2006 ND 215, ¶ 5, 722 N.W.2d 716 (quoting Kautzman v. Kautzman , 2000 ND 116, ¶ 7, 611 N.W.2d 883 (internal citations omitted)).  “A district court abuses its discretion if it acts in an arbitrary, capricious, or unreasonable manner, or if it misinterprets or misapplies the law.”   Thompson v. Schmitz , 2009 ND 183, ¶ 19, 774 N.W.2d 263.
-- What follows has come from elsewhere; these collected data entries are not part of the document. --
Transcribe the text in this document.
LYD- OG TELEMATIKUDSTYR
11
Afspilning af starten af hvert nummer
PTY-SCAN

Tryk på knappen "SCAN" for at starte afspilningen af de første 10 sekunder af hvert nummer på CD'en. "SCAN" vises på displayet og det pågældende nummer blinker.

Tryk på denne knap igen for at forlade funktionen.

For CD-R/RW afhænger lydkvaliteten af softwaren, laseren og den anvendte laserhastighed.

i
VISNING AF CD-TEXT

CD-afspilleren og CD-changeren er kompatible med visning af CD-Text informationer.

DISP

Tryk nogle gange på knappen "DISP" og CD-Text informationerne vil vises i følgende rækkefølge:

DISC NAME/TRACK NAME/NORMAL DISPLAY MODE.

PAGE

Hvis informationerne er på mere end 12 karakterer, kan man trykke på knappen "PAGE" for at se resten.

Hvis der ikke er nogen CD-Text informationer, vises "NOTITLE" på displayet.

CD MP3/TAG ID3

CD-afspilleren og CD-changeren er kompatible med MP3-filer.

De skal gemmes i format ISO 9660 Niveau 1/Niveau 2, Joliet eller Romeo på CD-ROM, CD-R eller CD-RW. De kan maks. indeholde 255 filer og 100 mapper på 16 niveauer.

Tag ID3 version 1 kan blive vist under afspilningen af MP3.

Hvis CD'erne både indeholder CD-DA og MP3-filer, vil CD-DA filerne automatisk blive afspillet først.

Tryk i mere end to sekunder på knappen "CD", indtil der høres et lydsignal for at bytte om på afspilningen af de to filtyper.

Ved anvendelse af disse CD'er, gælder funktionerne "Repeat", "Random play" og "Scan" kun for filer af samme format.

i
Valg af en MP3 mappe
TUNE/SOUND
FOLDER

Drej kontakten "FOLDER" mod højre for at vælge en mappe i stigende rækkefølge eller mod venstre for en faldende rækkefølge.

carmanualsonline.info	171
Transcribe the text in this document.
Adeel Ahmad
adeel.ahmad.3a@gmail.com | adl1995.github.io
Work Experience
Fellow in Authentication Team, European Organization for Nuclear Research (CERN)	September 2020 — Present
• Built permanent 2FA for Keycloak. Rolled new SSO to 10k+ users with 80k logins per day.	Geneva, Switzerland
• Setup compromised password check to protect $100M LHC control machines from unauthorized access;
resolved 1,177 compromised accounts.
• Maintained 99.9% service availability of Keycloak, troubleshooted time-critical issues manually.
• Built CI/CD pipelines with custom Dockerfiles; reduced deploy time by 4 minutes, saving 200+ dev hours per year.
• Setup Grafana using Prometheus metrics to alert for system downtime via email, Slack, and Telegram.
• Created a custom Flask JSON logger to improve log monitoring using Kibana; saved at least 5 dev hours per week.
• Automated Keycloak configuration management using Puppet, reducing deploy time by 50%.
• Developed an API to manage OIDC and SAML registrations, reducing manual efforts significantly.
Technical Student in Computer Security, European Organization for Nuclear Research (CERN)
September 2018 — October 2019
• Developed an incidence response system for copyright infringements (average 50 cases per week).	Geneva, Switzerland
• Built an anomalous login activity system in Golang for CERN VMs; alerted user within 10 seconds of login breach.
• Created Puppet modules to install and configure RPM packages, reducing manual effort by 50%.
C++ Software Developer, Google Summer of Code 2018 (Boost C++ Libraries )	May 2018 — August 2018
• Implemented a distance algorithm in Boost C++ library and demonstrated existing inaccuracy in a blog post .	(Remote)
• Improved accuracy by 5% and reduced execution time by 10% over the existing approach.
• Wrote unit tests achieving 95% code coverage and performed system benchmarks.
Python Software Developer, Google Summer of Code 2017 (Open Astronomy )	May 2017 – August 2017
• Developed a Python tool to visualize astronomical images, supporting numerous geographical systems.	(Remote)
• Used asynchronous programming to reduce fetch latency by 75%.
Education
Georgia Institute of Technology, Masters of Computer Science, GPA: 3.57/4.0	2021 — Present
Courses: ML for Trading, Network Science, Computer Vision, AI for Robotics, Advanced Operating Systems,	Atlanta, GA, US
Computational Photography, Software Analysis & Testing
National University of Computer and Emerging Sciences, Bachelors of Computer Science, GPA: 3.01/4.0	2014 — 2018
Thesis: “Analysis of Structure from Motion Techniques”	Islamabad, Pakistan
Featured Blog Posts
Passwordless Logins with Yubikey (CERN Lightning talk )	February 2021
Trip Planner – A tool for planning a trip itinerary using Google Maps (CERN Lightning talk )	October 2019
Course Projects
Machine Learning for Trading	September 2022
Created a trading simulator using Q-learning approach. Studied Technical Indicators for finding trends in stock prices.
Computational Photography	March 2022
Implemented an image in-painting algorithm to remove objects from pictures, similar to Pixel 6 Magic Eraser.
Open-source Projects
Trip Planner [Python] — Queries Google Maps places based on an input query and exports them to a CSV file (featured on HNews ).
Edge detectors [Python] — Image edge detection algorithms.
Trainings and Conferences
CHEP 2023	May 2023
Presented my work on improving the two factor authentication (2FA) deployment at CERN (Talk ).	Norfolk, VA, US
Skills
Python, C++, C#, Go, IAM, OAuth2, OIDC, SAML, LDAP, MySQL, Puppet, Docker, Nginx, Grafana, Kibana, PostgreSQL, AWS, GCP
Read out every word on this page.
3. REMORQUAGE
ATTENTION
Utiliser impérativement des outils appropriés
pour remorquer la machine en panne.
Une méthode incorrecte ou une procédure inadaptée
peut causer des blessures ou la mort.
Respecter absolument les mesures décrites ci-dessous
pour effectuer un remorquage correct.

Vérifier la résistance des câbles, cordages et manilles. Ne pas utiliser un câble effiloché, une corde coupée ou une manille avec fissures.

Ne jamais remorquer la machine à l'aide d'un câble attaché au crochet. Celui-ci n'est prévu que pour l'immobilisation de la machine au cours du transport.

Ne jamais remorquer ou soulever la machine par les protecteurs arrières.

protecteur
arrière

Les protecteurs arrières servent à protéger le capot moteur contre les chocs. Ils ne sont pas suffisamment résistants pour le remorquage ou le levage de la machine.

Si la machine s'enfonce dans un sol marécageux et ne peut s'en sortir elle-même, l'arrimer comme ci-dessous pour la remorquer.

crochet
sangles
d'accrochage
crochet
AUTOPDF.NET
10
[¶8] On remand, the new district court judge relied on the record, including the trial transcript and the findings of the previous district court judge, to determine whether Smestad was entitled to equitable relief.  We note that the better practice would have been to notify the parties and to determine on the record whether the parties thought  a hearing or an opportunity to present additional evidence was necessary.  However, as we explain below, the record contained sufficient information to support the district court’s finding that Smestad was entitled to restitution for unjust enrichment, and we cannot conclude the district court abused its discretion by relying on the record.

III

[¶9] Harris argues the district court erred by considering whether Smestad was entitled to equitable relief because Smestad’s complaint did not include an unjust enrichment claim.  Smestad responds the district court properly considered whether she was entitled to equitable relief because her complaint included a demand for “such other and further relief as the Court deems just and equitable.”

[¶10] The district court did not specifically address the question whether Smestad requested equitable relief.  However, by concluding Smestad was entitled to relief for unjust enrichment, the court impliedly found that Smestad asserted that claim for  relief.  Under N.D.R.Civ.P.